Second agent interaction of 'echo' agent

Notice the result of the tool - we asked the agent to call EchoTool2 with the parameter "Hello World". Unlike the first echo tool, this time the tool result was 8a069182-4a95-4c19-903c-cabb3dac3612Hello World. This is because the Compose action input expression was concat(guid(), agentParameters('Input')). In this manner you have fine-grained control over the parameters passed to your logic app connectors and built-in actions. The values can be static, fully replaced by LLM-generated parameters, dynamically generated via functions like guid(), or a combination of all three.

You can trace the same flow in monitoring view again.
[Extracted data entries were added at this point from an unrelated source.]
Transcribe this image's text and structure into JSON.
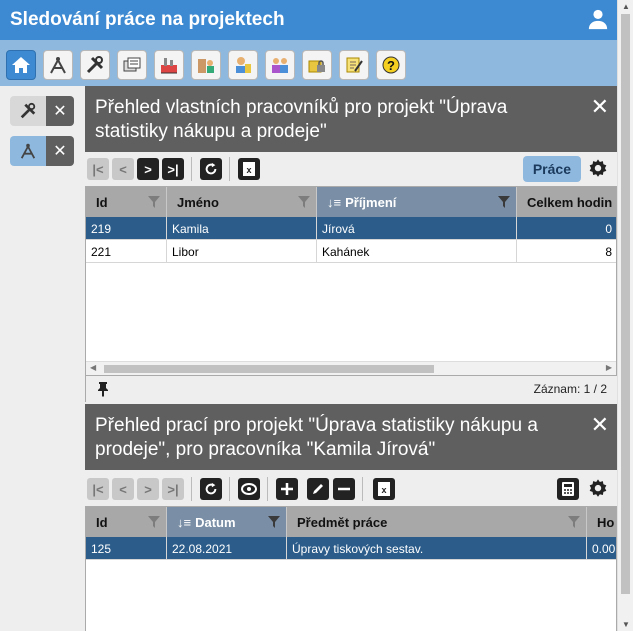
{
  "app": {
    "title": "Sledování práce na projektech"
  },
  "colors": {
    "primary": "#3d8ad2",
    "toolbar": "#8eb8de",
    "panel_header": "#5f5f5f",
    "selected_row": "#2b5c8a",
    "grid_header": "#a8a8a8",
    "sorted_header": "#7a8fa6"
  },
  "toolbar": {
    "icons": [
      "home-icon",
      "compass-icon",
      "tools-icon",
      "documents-icon",
      "factory-icon",
      "building-people-icon",
      "worker-icon",
      "team-icon",
      "lock-folder-icon",
      "note-edit-icon",
      "help-icon"
    ]
  },
  "side_tabs": [
    {
      "icon": "tools-icon",
      "close": "✕"
    },
    {
      "icon": "compass-icon",
      "close": "✕"
    }
  ],
  "panel1": {
    "title": "Přehled vlastních pracovníků pro projekt \"Úprava statistiky nákupu a prodeje\"",
    "close": "✕",
    "prace_label": "Práce",
    "columns": [
      "Id",
      "Jméno",
      "Příjmení",
      "Celkem hodin"
    ],
    "rows": [
      {
        "id": "219",
        "jmeno": "Kamila",
        "prijmeni": "Jírová",
        "hodin": "0"
      },
      {
        "id": "221",
        "jmeno": "Libor",
        "prijmeni": "Kahánek",
        "hodin": "8"
      }
    ],
    "record_count": "Záznam: 1 / 2"
  },
  "panel2": {
    "title": "Přehled prací pro projekt \"Úprava statistiky nákupu a prodeje\", pro pracovníka \"Kamila Jírová\"",
    "close": "✕",
    "columns": [
      "Id",
      "Datum",
      "Předmět práce",
      "Ho"
    ],
    "rows": [
      {
        "id": "125",
        "datum": "22.08.2021",
        "predmet": "Úpravy tiskových sestav.",
        "hod": "0.00"
      }
    ]
  },
  "nav": {
    "first": "|<",
    "prev": "<",
    "next": ">",
    "last": ">|"
  }
}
See how the LLM-provided tool parameter is "Hello world", but the interpolated input for the Compose action is 8a069182-4a95-4c19-903c-cabb3dac3612Hello World which gets echoed back.

Monitoring view of tool in second agent interaction of 'echo' agent

Monitoring view of action second agent interaction of 'echo' agent

Conclusion

You have several options to configure the inputs for actions in agent tools:

  • You can use static parameters when the value should be consistent regardless of LLM behavior.
  • You can set a field wholly to an agent parameter when its value should be determined by an LLM.
  • You can mix and match static, dynamic (via expressions), and LLM-generated content into a single action field for granular control over its format.

The monitoring view provides full traceability into how these parameters are generated and flow through to actions.